Ela também destaca que, nos dez anos sem Saramago, o legado do autor de “O Evangelho Segundo Jesus Cristo” se fortaleceu. “Isso é o maravilhoso da atividade criadora: ninguém tira o lugar do outro, cada um tem o seu espaço próprio. E o de Saramago é sólido, procuramo-lo para encontrar-nos com a grande literatura e também pelo consolo humano que nos traz: é uma pessoa como nós, que nos ajuda a entender a situação do mundo e os nossos medos”, afirma. 

Pandemia
Em “Ensaio sobre a Cegueira”, Saramago detalha o colapso da sociedade depois que uma doença misteriosa se espalha pelo mundo e deixa todos cegos.
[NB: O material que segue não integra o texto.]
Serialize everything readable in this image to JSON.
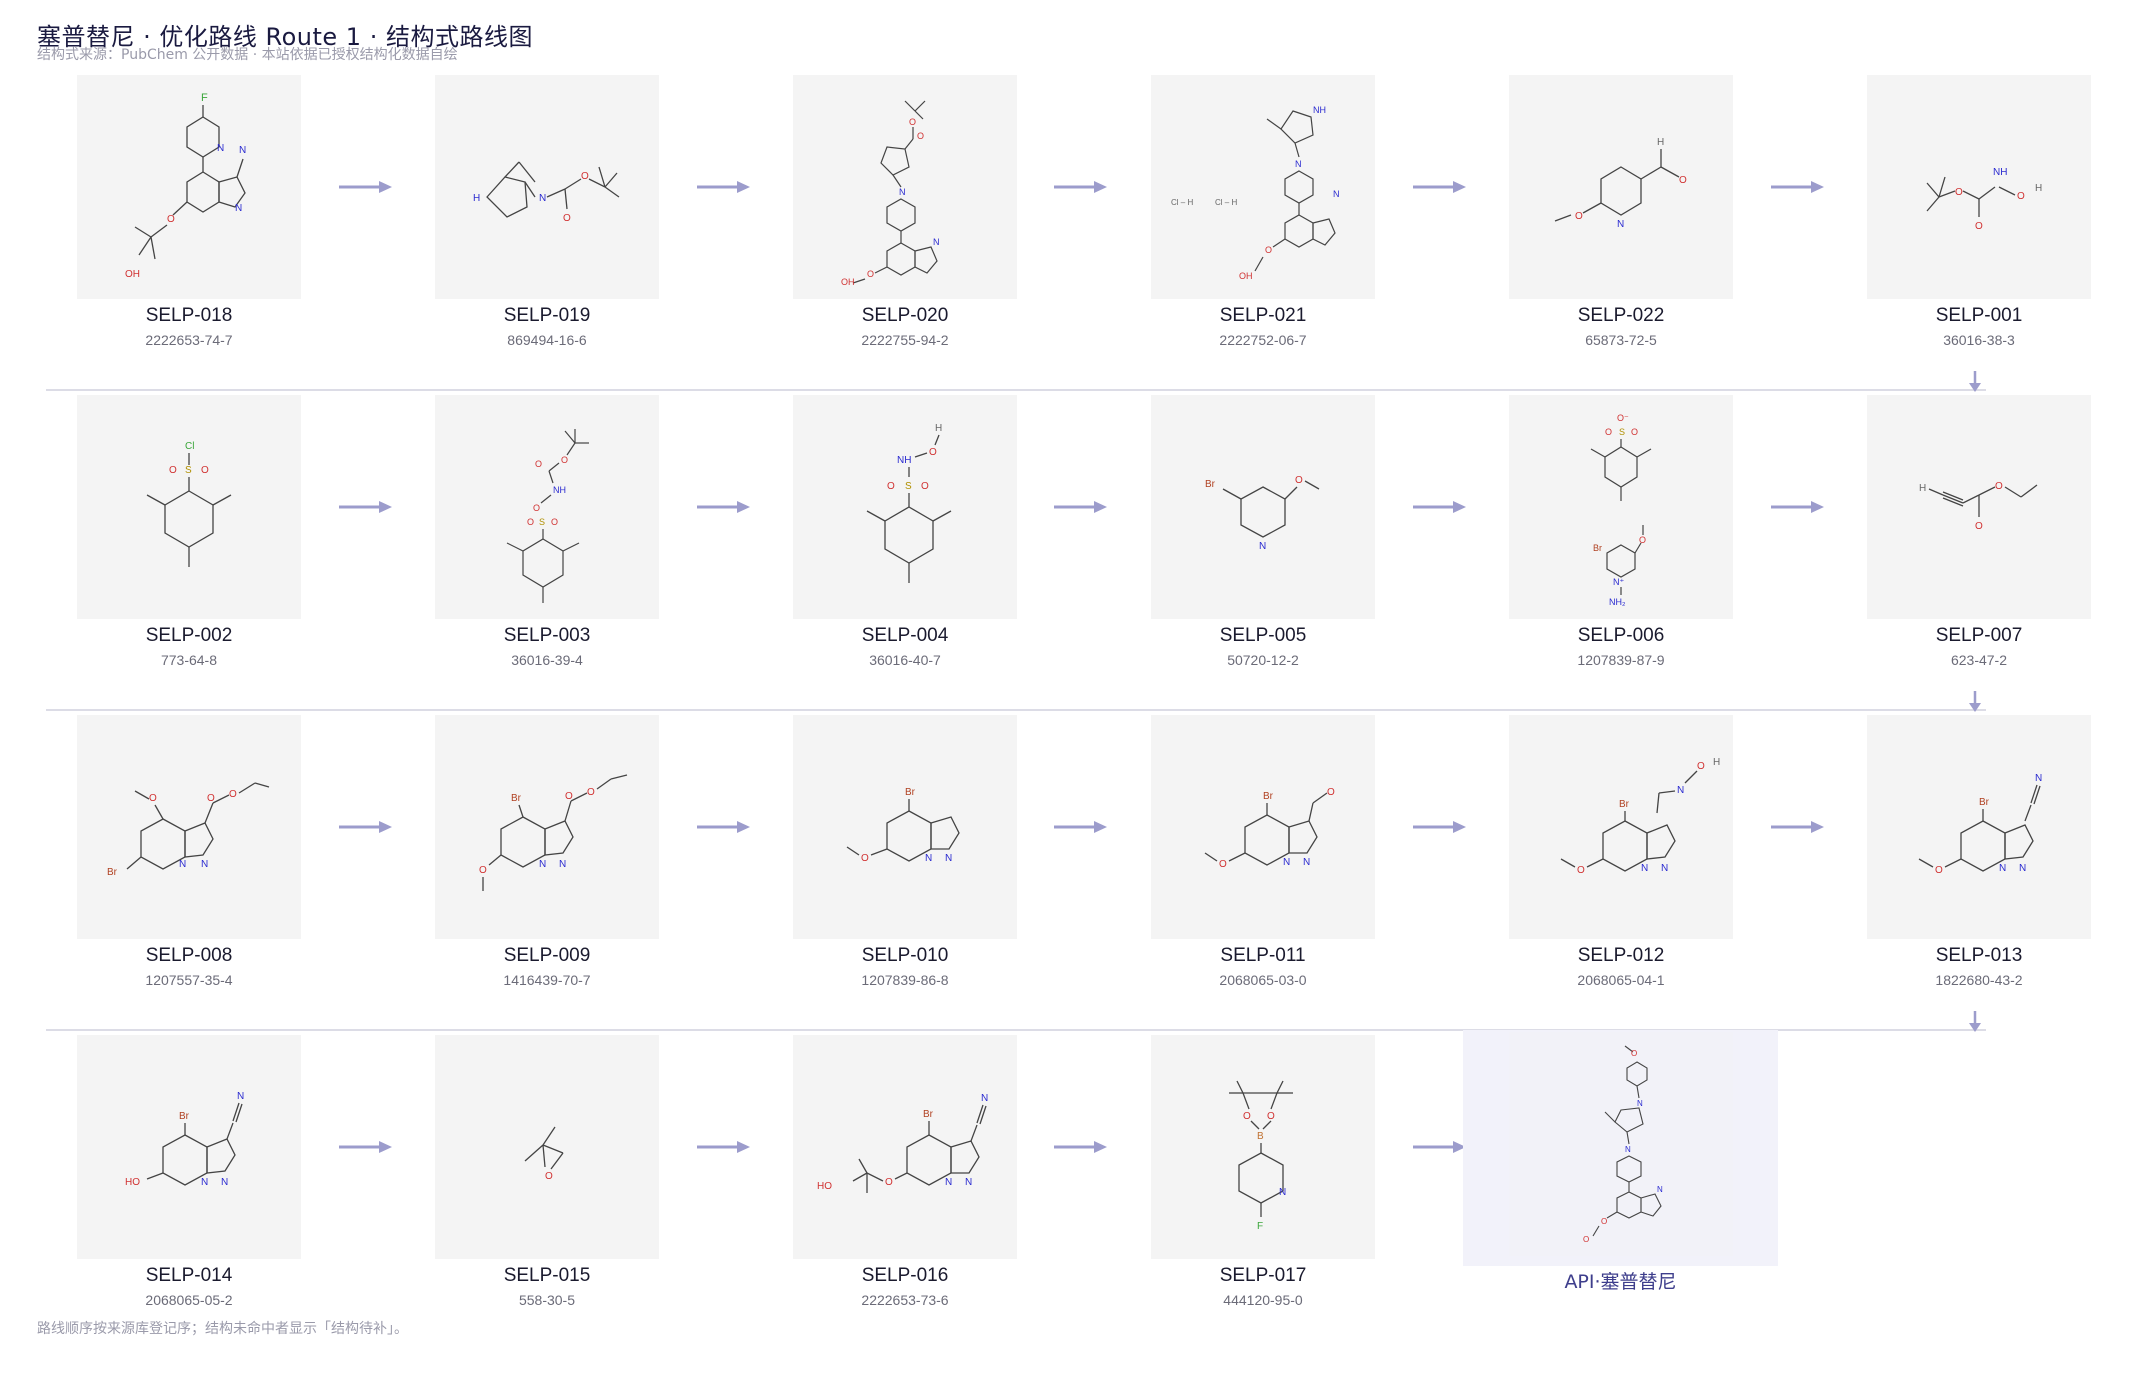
{
  "header": {
    "title": "塞普替尼 · 优化路线 Route 1 · 结构式路线图",
    "subtitle": "结构式来源：PubChem 公开数据 · 本站依据已授权结构化数据自绘"
  },
  "footer": {
    "note": "路线顺序按来源库登记序；结构未命中者显示「结构待补」。"
  },
  "colors": {
    "arrow": "#9c9ccc",
    "tile_bg": "#f4f4f4",
    "api_bg": "#f2f2fa",
    "separator": "#dcdce6"
  },
  "compounds": [
    {
      "code": "SELP-018",
      "cas": "2222653-74-7"
    },
    {
      "code": "SELP-019",
      "cas": "869494-16-6"
    },
    {
      "code": "SELP-020",
      "cas": "2222755-94-2"
    },
    {
      "code": "SELP-021",
      "cas": "2222752-06-7"
    },
    {
      "code": "SELP-022",
      "cas": "65873-72-5"
    },
    {
      "code": "SELP-001",
      "cas": "36016-38-3"
    },
    {
      "code": "SELP-002",
      "cas": "773-64-8"
    },
    {
      "code": "SELP-003",
      "cas": "36016-39-4"
    },
    {
      "code": "SELP-004",
      "cas": "36016-40-7"
    },
    {
      "code": "SELP-005",
      "cas": "50720-12-2"
    },
    {
      "code": "SELP-006",
      "cas": "1207839-87-9"
    },
    {
      "code": "SELP-007",
      "cas": "623-47-2"
    },
    {
      "code": "SELP-008",
      "cas": "1207557-35-4"
    },
    {
      "code": "SELP-009",
      "cas": "1416439-70-7"
    },
    {
      "code": "SELP-010",
      "cas": "1207839-86-8"
    },
    {
      "code": "SELP-011",
      "cas": "2068065-03-0"
    },
    {
      "code": "SELP-012",
      "cas": "2068065-04-1"
    },
    {
      "code": "SELP-013",
      "cas": "1822680-43-2"
    },
    {
      "code": "SELP-014",
      "cas": "2068065-05-2"
    },
    {
      "code": "SELP-015",
      "cas": "558-30-5"
    },
    {
      "code": "SELP-016",
      "cas": "2222653-73-6"
    },
    {
      "code": "SELP-017",
      "cas": "444120-95-0"
    }
  ],
  "api": {
    "label": "API·塞普替尼"
  },
  "atom_labels": {
    "F": "F",
    "N": "N",
    "O": "O",
    "H": "H",
    "Br": "Br",
    "Cl": "Cl",
    "S": "S",
    "B": "B",
    "OH": "OH",
    "NH": "NH",
    "HO": "HO",
    "NH2": "NH₂",
    "HCl": "Cl – H",
    "Ominus": "O⁻",
    "Nplus": "N⁺"
  },
  "icons": {
    "arrow_right": "arrow-right-icon",
    "arrow_down": "arrow-down-icon"
  }
}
O livro de 1995 voltou a ser amplamente comentado após a epidemia do novo coronavírus, que forçou medidas restritivas, como o isolamento social. 

Na avaliação de Pilar del Río, porém, a obra não é premonitória do atual momento. Ela rejeita o rótulo de “profeta” e afirma que Saramago era, na verdade, um “intelectual, uma pessoa que pensa”. “Ele escrevia a partir de grandes ideias, como, por exemplo: o que aconteceria se ficássemos cegos. E em seguida pensa: mas se já estamos todos cegos, cegos que vendo não veem”, afirma. “Ao fazer esse exercício, ele via o estado do mundo e descreveu isso que demos por chamar ‘distopia’. A chegada do novo coronavírus nos fez perceber que a realidade pode superar a ficção. A verdade é que a leitura desse livro nos ajuda a entender de que material estamos feitos e entender também a necessidade de sermos solidários e generosos”, completa. 

Celebrações
Além da edição especial do Sempre um Papo, outras ações vão marcar os dez anos da morte de José Saramago. A fundação que leva o nome do escritor vai transmitir online uma leitura do último romance que ele estava escrevendo, “Alabardas, Alabardas, Espingardas, Espingardas”. A sessão será às 14h30 (horário de Brasília), e o bilhete virtual custa 3 euros

Já o Cardume, um canal de streaming dedicado ao cinema brasileiro, vai exibir o documentário “Um Humanista por Acaso Escritor”, sobre as reflexões propostas por José Saramago, às 19h, no seu canal no YouTube. Na sequência, haverá debate com o diretor do filme, Leandro Lopes, e convidados, como o diretor de comunicação da Fundação José Saramago, Ricardo Viel, e o editor da “Revista de Estudos Saramaguianos”, Pedro Fernandes.